For children with extended or severe infections such as Rotavirus, there may be temporary damage to the lining of the intestine, causing lactose intolerance for a couple of weeks following infection. Lactose intolerance causes a characteristic watery, sometimes frothy stool causing a sore bottom and can be confirmed by your GP with a routine stool sample. Infections are the most common cause of temporary lactose intolerance, which can also happen in other conditions where there is damage or inflammation of the gastrointestinal tract.
The causes of non-infective diarrhoea are many and varied, and a dietary assessment can be helpful in understanding if there is a food related cause such as food allergy or coeliac disease. Weight loss is a common side effect of diarrhoea with malabsorption of nutrients a possibility if weight loss is prolonged or excessive. Do see your GP to check for any underlying cause if weight loss is persistent.
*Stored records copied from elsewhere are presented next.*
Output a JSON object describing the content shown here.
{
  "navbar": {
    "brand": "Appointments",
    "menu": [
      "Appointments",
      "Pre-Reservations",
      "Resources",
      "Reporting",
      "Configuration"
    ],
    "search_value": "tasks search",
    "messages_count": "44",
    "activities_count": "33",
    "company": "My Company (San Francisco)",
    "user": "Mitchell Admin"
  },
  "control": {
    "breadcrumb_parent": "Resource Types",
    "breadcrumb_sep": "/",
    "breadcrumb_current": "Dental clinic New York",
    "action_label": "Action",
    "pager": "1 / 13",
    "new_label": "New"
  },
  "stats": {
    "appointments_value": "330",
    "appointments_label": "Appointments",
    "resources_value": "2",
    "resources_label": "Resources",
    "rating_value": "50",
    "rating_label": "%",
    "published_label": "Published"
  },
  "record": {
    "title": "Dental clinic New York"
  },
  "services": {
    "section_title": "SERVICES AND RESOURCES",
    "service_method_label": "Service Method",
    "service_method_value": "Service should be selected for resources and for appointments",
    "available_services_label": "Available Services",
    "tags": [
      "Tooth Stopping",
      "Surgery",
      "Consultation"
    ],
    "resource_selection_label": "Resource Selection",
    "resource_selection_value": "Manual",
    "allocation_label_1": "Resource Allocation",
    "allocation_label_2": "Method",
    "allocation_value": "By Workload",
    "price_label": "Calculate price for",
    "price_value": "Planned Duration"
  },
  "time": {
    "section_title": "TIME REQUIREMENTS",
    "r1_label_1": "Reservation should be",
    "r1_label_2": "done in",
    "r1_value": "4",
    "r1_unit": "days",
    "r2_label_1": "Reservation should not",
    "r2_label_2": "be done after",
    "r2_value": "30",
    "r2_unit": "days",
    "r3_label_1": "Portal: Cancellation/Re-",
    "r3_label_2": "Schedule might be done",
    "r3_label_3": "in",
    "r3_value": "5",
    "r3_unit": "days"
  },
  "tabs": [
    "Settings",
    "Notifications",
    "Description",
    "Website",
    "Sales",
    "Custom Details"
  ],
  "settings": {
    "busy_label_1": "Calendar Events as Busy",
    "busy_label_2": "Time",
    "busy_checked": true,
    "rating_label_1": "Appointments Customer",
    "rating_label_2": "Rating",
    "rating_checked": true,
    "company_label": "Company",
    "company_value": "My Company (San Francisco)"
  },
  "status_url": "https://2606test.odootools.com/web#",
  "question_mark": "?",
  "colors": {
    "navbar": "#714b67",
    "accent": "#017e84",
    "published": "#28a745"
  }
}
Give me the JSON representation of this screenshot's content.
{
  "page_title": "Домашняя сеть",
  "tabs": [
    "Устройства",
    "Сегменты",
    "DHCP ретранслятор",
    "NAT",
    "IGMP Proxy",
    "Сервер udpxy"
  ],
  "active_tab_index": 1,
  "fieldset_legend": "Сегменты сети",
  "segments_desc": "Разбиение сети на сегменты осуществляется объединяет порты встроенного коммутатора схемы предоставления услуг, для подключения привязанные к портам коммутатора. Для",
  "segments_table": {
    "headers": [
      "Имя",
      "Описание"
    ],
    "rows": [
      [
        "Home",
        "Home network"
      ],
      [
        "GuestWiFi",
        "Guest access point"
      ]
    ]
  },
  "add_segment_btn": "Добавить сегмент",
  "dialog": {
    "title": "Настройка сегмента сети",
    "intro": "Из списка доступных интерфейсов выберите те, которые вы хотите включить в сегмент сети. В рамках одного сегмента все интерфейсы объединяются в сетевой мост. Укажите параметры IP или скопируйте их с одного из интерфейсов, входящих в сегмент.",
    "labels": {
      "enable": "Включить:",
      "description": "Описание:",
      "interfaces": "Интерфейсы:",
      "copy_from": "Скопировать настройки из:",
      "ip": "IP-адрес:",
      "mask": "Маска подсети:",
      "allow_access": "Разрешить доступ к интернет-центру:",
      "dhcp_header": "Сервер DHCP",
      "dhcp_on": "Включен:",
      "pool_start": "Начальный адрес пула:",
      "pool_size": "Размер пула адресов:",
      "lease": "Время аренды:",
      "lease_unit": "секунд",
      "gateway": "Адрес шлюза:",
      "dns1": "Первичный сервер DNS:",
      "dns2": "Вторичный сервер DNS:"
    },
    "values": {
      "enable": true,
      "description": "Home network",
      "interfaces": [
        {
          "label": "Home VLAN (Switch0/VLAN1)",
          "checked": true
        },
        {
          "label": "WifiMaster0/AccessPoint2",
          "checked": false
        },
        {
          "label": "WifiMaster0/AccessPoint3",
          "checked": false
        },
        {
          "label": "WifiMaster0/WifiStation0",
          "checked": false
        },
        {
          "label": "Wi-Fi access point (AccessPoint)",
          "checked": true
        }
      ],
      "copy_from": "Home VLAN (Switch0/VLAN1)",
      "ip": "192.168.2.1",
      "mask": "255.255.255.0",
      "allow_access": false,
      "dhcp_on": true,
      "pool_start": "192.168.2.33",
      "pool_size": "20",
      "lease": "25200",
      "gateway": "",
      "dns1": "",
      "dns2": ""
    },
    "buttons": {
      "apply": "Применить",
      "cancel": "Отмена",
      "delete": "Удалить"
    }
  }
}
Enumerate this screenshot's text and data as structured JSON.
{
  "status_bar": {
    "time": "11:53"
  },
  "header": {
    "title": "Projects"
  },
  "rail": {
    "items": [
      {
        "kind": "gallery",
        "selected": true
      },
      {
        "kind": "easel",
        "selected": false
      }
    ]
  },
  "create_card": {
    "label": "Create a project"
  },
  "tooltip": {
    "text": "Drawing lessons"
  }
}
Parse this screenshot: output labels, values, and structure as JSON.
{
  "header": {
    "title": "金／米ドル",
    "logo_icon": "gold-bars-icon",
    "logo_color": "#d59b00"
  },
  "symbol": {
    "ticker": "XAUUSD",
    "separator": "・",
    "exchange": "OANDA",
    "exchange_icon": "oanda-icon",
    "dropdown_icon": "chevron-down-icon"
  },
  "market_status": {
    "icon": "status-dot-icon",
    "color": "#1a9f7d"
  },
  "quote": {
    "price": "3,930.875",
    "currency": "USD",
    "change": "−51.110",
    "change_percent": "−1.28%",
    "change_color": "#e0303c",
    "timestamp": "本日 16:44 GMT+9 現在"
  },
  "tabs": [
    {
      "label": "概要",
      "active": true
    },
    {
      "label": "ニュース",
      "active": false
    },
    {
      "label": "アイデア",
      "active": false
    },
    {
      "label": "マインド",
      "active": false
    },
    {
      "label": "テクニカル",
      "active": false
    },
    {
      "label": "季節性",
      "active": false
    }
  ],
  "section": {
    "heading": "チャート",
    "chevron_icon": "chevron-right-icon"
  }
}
Common causes of diarrhoea
Causes of diarrhoea in infancy and toddlerhood are very often infective in nature. Young children may also be sensitive to a variety of sugars in the diet other than lactose (milk sugar), including sucrose (table sugar) and fructose (fruit sugar) in fructose intolerance. In teens there can be many other causes including anxiety and emotional stress but also physiological changes which may cause changes in digestive and immune system function, causing food intolerance or irritable bowel syndrome.